I have been out for a walk now and I feel a bit better.  I went to a favourite place locally (one of Jasper's favourites too) where I played with my new ball, shouted at a distant pheasant, behaved myself very well (good girl Giz) with the grazing cattle and met one of my friends.  That was nice.  And the Christmas trees have been put up in our little town, on all of the shops and buildings and they look pretty.  That is a good thing.  And in a minute Mistress is doing a writing course on something I don't understand called Zoom. The course is not called Zoom and it's not about anyone doing any zooming.  It's from Chawton House and is about writing.  I don't understand why she is bothering.  Jasper was writing this blog since the middle of 2006 and now I am writing it and so I don't understand why she wants to get in on the act.  Perhaps she is jealous.  Well, lots of people is jealous of me and I don't mind, as long as they are my friends as well.

And I barked before about the Christmas lights which have gone up today. That DOES make me feel happy.  Where I live, there is one big tree and a nativity in the main street and all the shops and houses in the middle of the town have an individual tree with lights on them.  It's very nice, I will try and get Mistress to take a photograph.
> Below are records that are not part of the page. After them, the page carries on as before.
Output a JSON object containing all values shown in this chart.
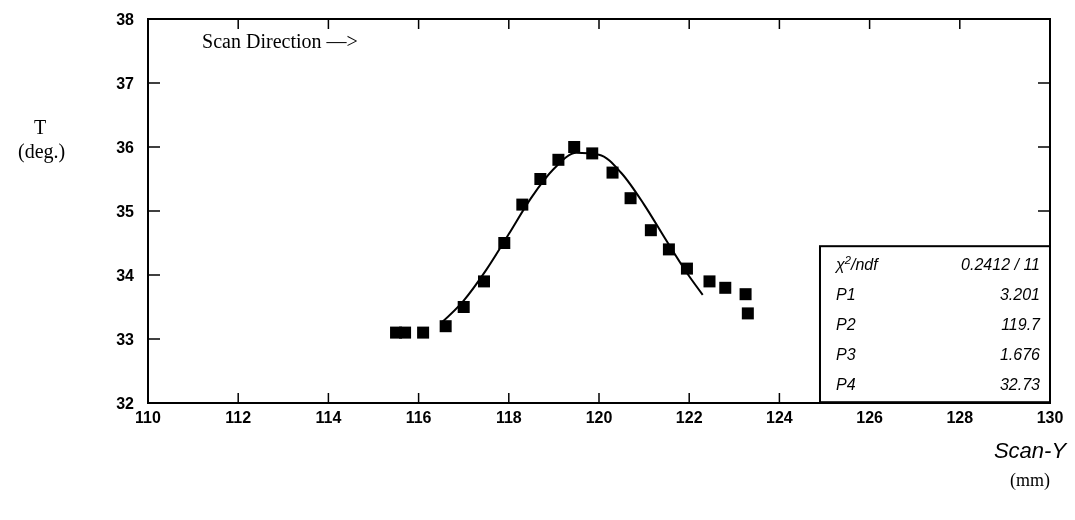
{
  "chart_data": {
    "type": "scatter",
    "xlabel": "Scan-Y\n(mm)",
    "ylabel": "T\n(deg.)",
    "xlim": [
      110,
      130
    ],
    "xticks": [
      110,
      112,
      114,
      116,
      118,
      120,
      122,
      124,
      126,
      128,
      130
    ],
    "ylim": [
      32,
      38
    ],
    "yticks": [
      32,
      33,
      34,
      35,
      36,
      37,
      38
    ],
    "grid": false,
    "marker": "square",
    "series": [
      {
        "color": "#000000",
        "x": [
          115.5,
          115.7,
          116.1,
          116.6,
          117.0,
          117.45,
          117.9,
          118.3,
          118.7,
          119.1,
          119.45,
          119.85,
          120.3,
          120.7,
          121.15,
          121.55,
          121.95,
          122.45,
          122.8,
          123.25,
          123.3
        ],
        "values": [
          33.1,
          33.1,
          33.1,
          33.2,
          33.5,
          33.9,
          34.5,
          35.1,
          35.5,
          35.8,
          36.0,
          35.9,
          35.6,
          35.2,
          34.7,
          34.4,
          34.1,
          33.9,
          33.8,
          33.7,
          33.4
        ]
      },
      {
        "type": "line",
        "color": "#000000",
        "marker": "none",
        "line_style": "solid",
        "x": [
          116.5,
          117,
          117.5,
          118,
          118.5,
          119,
          119.5,
          120,
          120.5,
          121,
          121.5,
          122,
          122.3
        ],
        "values": [
          33.25,
          33.6,
          34.08,
          34.64,
          35.21,
          35.66,
          35.91,
          35.88,
          35.59,
          35.1,
          34.53,
          33.98,
          33.69
        ]
      }
    ],
    "annotations": [
      "Scan Direction  —>",
      "χ$^{2}$/ndf",
      "0.2412  /  11",
      "P1",
      "3.201",
      "P2",
      "119.7",
      "P3",
      "1.676",
      "P4",
      "32.73"
    ]
  }
}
I feel better now.  I have had my dinner as well.  Maybe Mistress is right.  Maybe it WILL be alright in the end and in the meantime we will just have to do the best that we can.

And barking of photographs...

Me, asleep after my walk and dinner.


I asked Mistress about the photograph.  She said that, pound-for-pound, and even including jewels and precious metals, the best value thing in the world (and what you can really trust when life is grim) is a dog.  She says you always get more out than you put in. Well, that is nice.  I just pray that she is not talking about my dinner...

Stay safe, be nice to each other and keep smiling.